Differentiable Sparsity via $D$-Gating: Simple and Versatile Structured Penalization
Chris Kolb, Laetitia Frost, Bernd Bischl, David Rügamer
TL;DR
D-Gating introduces a differentiable overparameterization that splits each parameter group into a primary weight and multiple gating factors, enabling SGD-compatible optimization while achieving structured sparsity. The authors prove that, at balance, the D-Gating objective is equivalent to directly optimizing the non-differentiable $L_{2,2/D}$ group penalty, and show that the gating imbalance decays exponentially under gradient flow and geometrically under SGD. The approach yields strong sparsity-accuracy tradeoffs across vision, language, and tabular tasks without post-hoc pruning and with negligible overhead, highlighting its modularity and practicality for diverse architectures.
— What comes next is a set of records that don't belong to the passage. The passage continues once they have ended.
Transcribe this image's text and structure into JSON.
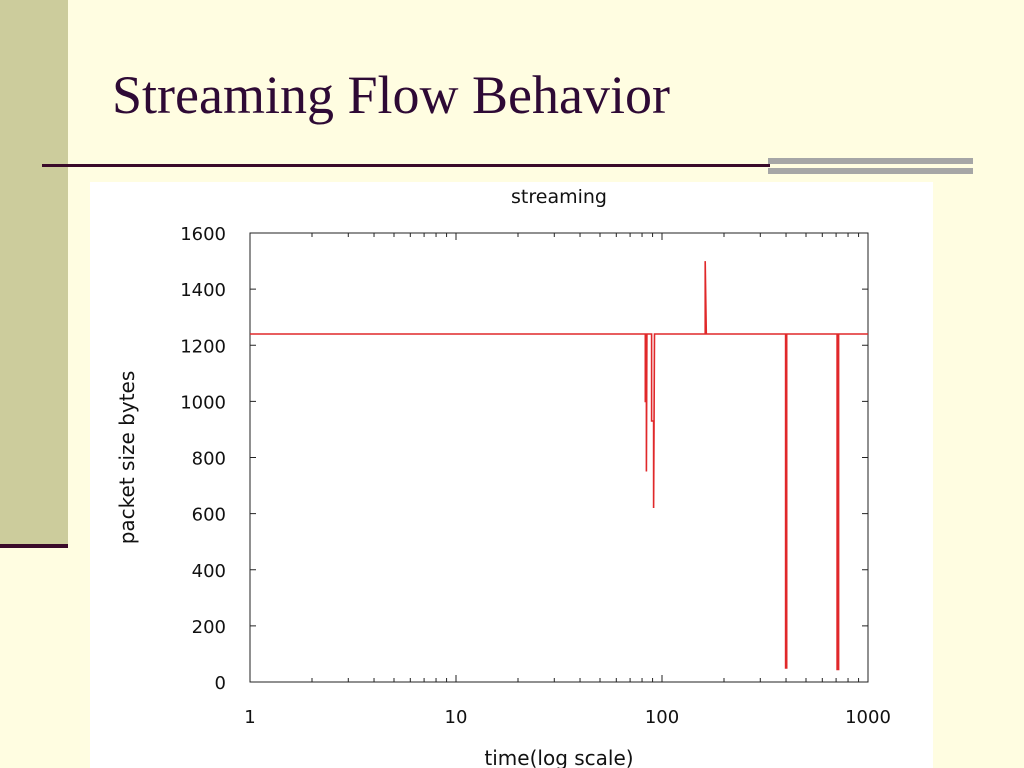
{
  "slide": {
    "title": "Streaming Flow Behavior"
  },
  "colors": {
    "background": "#FFFDE1",
    "left_band": "#CCCC9C",
    "accent_dark": "#3A0A2A",
    "grey_bar": "#A6A6A6",
    "series": "#E0282A"
  },
  "chart_data": {
    "type": "line",
    "title": "streaming",
    "xlabel": "time(log scale)",
    "ylabel": "packet size bytes",
    "xscale": "log",
    "xlim": [
      1,
      1000
    ],
    "ylim": [
      0,
      1600
    ],
    "xticks": [
      1,
      10,
      100,
      1000
    ],
    "xtick_labels": [
      "1",
      "10",
      "100",
      "1000"
    ],
    "yticks": [
      0,
      200,
      400,
      600,
      800,
      1000,
      1200,
      1400,
      1600
    ],
    "ytick_labels": [
      "0",
      "200",
      "400",
      "600",
      "800",
      "1000",
      "1200",
      "1400",
      "1600"
    ],
    "grid": false,
    "baseline": 1240,
    "series": [
      {
        "points": [
          [
            1,
            1240
          ],
          [
            83,
            1240
          ],
          [
            83,
            1000
          ],
          [
            84,
            1000
          ],
          [
            84,
            750
          ],
          [
            84.5,
            1240
          ],
          [
            89,
            1240
          ],
          [
            89,
            930
          ],
          [
            91,
            930
          ],
          [
            91,
            620
          ],
          [
            92,
            1240
          ],
          [
            162,
            1240
          ],
          [
            162,
            1500
          ],
          [
            163,
            1380
          ],
          [
            164,
            1240
          ],
          [
            398,
            1240
          ],
          [
            398,
            50
          ],
          [
            403,
            50
          ],
          [
            403,
            1240
          ],
          [
            708,
            1240
          ],
          [
            708,
            45
          ],
          [
            720,
            45
          ],
          [
            720,
            1240
          ],
          [
            1000,
            1240
          ]
        ]
      }
    ]
  }
}
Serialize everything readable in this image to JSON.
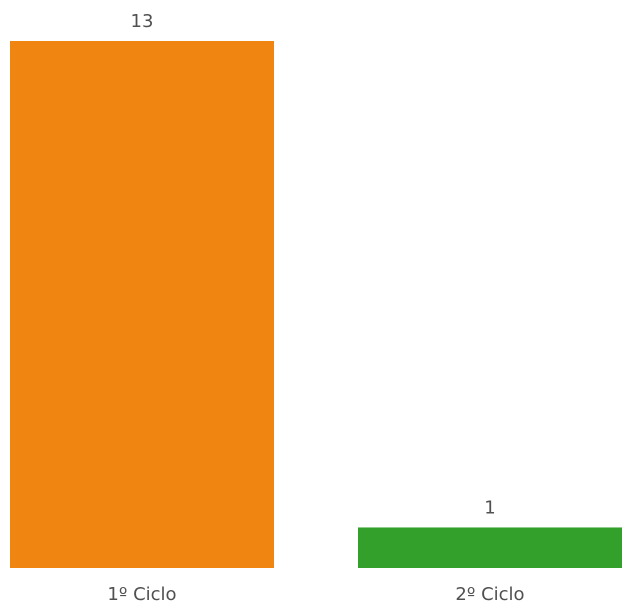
{
  "chart_data": {
    "type": "bar",
    "categories": [
      "1º Ciclo",
      "2º Ciclo"
    ],
    "values": [
      13,
      1
    ],
    "colors": [
      "#F08512",
      "#33A02C"
    ],
    "title": "",
    "xlabel": "",
    "ylabel": "",
    "ylim": [
      0,
      13
    ],
    "grid": false,
    "legend": "none",
    "data_labels": true
  }
}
This work advances principled, differentiable structured sparsity that integrates smoothly with standard training pipelines and provides theoretical guarantees alongside broad empirical validation. Overall, D-Gating offers a versatile, theoretically sound pathway to scalable structured sparsity in modern deep learning models.
Abstract
Structured sparsity regularization offers a principled way to compact neural networks, but its non-differentiability breaks compatibility with conventional stochastic gradient descent and requires either specialized optimizers or additional post-hoc pruning without formal guarantees. In this work, we propose $D$-Gating, a fully differentiable structured overparameterization that splits each group of weights into a primary weight vector and multiple scalar gating factors. We prove that any local minimum under $D$-Gating is also a local minimum using non-smooth structured $L_{2,2/D}$ penalization, and further show that the $D$-Gating objective converges at least exponentially fast to the $L_{2,2/D}$-regularized loss in the gradient flow limit. Together, our results show that $D$-Gating is theoretically equivalent to solving the original group sparsity problem, yet induces distinct learning dynamics that evolve from a non-sparse regime into sparse optimization. We validate our theory across vision, language, and tabular tasks, where $D$-Gating consistently delivers strong performance-sparsity tradeoffs and outperforms both direct optimization of structured penalties and conventional pruning baselines.